I stood in the corridor. The fluorescent light buzzed. Through the thin wall to my left, I could hear Keith's chair creak — a single, slow adjustment of weight. Through the wall to my right, nothing. Ryan's silence was louder.
My hands had stopped shaking. I noticed it the way you notice the absence of a headache — not with relief but with the sudden, hollow awareness that something had been there and wasn't anymore. The adrenaline was gone. In its place, a flatness. Not exhaustion, not yet — that would come later, probably around two in the morning when my body finally remembered what I'd asked it to do. For now, just a strange, suspended blankness, as though my nervous system had processed the emergency and was now waiting for someone to tell it what to feel next.
Haynes appeared at the end of the corridor.

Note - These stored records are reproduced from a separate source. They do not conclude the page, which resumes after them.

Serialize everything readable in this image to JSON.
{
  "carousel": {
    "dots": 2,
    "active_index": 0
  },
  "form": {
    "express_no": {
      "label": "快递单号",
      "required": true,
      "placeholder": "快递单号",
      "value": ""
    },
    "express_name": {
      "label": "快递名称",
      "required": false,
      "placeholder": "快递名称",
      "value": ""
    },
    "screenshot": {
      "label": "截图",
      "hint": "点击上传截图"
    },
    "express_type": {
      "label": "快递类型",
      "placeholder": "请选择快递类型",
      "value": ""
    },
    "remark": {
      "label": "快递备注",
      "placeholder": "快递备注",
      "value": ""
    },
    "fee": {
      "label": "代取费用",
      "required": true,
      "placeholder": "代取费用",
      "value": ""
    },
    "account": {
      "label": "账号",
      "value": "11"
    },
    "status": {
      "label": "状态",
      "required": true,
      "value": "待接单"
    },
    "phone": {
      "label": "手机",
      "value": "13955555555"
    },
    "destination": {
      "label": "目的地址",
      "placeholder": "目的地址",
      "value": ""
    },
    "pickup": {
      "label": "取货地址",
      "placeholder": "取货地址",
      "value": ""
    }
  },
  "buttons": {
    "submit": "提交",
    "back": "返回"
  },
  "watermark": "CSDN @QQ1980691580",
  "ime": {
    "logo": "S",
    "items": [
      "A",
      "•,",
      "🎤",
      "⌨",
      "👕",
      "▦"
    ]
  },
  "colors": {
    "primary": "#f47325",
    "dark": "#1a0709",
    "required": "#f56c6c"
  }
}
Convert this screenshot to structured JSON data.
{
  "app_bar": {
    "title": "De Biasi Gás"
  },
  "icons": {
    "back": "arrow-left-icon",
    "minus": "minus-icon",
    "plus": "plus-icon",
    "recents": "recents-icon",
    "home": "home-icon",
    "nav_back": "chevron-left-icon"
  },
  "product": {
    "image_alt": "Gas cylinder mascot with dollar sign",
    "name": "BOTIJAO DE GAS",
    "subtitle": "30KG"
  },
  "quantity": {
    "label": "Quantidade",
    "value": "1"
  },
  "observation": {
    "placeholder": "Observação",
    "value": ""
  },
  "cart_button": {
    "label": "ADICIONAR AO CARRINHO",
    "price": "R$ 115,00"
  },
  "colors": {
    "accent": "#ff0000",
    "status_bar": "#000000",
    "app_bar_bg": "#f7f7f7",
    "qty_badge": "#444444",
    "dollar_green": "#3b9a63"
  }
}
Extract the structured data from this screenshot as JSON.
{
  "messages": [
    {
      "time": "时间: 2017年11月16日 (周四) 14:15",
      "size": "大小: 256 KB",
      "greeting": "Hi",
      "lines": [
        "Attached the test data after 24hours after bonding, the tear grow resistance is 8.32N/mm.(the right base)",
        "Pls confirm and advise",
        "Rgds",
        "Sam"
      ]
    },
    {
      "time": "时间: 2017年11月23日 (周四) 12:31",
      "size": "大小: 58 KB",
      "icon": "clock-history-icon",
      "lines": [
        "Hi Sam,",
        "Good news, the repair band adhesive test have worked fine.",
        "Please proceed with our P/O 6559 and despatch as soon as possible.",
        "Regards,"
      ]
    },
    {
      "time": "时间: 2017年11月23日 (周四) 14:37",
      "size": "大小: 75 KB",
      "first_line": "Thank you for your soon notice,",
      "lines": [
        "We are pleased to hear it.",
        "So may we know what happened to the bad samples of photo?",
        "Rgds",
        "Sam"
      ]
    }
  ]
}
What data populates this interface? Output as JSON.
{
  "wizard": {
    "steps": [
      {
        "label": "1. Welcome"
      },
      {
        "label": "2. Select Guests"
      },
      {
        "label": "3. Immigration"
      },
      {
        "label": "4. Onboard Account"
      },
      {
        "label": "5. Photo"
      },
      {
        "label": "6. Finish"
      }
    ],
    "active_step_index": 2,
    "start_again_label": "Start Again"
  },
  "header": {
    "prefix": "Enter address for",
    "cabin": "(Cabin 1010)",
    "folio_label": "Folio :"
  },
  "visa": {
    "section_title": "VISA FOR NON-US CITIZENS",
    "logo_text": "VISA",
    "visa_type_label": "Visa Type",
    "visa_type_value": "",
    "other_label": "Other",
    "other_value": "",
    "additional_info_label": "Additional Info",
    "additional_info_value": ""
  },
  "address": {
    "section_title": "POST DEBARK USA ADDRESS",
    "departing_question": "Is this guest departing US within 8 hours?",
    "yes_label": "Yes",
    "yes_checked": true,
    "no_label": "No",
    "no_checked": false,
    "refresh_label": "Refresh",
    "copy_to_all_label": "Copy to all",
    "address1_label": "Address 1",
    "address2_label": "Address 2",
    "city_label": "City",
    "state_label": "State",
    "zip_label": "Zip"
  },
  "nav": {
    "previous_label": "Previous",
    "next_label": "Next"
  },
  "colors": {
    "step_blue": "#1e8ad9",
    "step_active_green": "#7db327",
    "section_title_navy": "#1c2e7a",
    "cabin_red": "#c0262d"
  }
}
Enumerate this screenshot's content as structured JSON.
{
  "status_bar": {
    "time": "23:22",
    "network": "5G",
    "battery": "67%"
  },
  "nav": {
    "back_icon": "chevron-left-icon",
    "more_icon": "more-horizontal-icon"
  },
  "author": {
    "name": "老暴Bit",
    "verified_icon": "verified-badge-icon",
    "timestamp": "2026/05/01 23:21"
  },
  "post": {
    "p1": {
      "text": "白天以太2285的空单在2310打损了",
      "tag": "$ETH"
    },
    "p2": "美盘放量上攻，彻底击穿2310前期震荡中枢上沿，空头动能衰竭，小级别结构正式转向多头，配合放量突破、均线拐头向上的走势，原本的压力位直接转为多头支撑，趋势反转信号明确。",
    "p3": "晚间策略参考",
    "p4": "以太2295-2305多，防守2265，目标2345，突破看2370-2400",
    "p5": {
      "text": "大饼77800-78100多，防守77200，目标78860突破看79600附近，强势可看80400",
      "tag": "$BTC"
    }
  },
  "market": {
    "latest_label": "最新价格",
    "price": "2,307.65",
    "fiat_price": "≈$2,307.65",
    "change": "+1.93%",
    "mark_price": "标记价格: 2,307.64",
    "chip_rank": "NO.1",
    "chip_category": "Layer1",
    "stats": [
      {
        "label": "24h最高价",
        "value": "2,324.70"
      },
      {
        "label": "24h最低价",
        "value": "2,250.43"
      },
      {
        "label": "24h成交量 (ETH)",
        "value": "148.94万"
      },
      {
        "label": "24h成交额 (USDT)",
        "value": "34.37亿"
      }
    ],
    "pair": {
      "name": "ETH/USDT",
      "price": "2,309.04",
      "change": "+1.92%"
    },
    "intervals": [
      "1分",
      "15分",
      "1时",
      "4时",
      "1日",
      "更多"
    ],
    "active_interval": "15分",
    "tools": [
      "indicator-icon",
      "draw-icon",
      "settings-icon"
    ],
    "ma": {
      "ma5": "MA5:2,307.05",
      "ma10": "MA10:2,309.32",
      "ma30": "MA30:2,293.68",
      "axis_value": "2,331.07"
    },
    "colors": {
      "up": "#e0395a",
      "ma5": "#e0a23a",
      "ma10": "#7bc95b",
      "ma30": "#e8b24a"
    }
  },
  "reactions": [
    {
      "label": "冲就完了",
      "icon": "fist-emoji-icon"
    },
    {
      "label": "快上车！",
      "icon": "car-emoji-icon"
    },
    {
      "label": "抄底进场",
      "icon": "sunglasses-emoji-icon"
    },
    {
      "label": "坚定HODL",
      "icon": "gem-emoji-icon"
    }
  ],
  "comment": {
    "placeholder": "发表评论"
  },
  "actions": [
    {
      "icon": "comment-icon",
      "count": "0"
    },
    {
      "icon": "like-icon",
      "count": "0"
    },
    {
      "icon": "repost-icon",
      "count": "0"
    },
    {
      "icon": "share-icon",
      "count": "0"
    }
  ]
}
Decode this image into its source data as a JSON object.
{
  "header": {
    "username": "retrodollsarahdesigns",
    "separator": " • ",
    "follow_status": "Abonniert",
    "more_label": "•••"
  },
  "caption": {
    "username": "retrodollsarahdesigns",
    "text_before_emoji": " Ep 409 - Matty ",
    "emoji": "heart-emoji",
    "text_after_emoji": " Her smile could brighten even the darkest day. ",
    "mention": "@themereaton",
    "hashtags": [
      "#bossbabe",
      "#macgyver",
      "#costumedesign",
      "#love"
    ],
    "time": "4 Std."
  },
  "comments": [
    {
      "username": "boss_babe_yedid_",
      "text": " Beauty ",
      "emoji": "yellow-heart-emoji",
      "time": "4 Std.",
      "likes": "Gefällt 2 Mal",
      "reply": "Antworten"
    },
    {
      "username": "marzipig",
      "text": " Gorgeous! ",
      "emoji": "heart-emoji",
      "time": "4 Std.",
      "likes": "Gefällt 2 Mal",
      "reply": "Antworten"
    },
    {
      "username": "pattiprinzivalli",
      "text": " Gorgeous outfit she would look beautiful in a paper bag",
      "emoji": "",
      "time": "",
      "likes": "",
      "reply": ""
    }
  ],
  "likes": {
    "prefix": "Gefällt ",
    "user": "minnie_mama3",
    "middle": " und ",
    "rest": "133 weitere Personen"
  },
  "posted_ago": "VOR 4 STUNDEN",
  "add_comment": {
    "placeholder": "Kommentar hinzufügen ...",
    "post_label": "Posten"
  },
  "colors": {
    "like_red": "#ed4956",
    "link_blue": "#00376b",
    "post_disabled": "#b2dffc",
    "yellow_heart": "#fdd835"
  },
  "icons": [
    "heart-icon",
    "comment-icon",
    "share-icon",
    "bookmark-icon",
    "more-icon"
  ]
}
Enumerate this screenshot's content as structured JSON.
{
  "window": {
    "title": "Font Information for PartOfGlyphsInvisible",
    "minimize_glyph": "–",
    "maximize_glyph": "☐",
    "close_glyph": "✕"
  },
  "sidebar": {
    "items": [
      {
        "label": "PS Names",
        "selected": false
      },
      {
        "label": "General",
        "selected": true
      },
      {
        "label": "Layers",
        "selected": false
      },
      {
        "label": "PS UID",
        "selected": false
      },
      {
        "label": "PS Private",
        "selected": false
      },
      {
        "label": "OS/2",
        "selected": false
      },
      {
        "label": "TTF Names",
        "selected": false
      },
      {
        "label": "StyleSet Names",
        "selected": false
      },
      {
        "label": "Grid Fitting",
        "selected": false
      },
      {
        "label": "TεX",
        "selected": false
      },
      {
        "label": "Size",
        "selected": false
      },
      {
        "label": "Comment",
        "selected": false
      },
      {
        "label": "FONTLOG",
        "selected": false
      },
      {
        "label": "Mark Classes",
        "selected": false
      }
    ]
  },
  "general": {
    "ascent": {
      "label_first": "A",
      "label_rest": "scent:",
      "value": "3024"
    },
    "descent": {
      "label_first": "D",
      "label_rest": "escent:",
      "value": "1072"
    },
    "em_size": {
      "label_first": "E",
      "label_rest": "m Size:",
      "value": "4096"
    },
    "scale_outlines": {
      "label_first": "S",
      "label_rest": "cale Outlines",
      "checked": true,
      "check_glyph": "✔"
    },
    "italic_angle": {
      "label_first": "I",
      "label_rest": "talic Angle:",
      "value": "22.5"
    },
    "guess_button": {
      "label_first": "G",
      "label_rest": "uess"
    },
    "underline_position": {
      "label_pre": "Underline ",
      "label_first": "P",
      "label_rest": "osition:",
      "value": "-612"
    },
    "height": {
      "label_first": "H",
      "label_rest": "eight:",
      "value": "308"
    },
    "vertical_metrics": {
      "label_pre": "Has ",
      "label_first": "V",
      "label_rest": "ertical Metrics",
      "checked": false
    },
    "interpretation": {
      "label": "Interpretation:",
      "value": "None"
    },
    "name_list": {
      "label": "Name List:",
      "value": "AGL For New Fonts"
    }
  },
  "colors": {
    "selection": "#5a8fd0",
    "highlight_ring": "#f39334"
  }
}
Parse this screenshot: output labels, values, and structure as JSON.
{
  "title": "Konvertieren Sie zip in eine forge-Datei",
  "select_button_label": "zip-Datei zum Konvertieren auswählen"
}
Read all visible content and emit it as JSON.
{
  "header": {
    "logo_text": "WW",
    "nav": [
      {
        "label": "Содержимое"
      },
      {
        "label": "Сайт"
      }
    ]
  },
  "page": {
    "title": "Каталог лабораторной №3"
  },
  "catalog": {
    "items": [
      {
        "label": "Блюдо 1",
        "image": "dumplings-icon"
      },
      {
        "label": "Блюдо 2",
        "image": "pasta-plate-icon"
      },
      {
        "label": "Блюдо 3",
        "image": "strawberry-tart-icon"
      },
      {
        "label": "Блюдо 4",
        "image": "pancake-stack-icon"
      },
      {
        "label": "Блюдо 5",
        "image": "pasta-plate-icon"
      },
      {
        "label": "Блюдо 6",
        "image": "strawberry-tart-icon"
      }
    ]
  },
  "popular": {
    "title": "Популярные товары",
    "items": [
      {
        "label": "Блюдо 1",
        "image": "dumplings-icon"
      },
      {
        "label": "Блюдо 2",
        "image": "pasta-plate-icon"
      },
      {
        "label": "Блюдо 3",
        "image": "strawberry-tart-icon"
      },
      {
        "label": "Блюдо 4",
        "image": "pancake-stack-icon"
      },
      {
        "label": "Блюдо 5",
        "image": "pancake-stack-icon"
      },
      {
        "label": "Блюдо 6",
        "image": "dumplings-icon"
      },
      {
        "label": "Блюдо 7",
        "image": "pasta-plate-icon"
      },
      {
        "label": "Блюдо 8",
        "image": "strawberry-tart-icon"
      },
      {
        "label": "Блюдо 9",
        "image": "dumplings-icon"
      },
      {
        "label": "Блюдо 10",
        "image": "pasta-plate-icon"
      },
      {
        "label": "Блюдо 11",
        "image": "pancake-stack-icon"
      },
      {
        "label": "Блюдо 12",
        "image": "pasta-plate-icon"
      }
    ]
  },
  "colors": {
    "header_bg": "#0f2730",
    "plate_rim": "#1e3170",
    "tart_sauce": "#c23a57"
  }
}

He was holding his phone at arm's length, screen towards me, and even from three metres I could see what was on it — a video, shaky, vertical, the unmistakable colours of Argent Street in the afternoon. He opened his mouth.
"Don't," I said.
He closed it. Pocketed the phone. Went back to the front desk.
I leaned against the corridor wall. The plaster was cool through my shirt. From Harding's office, the low murmur of voices continued — Mitchell's steady baritone, and now Harding's, sharper, asking questions I couldn't make out. The words blurred into a hum against the wall at my back, indistinguishable from the fluorescent buzz overhead.
Somewhere in the station, a phone was ringing. Nobody was answering it.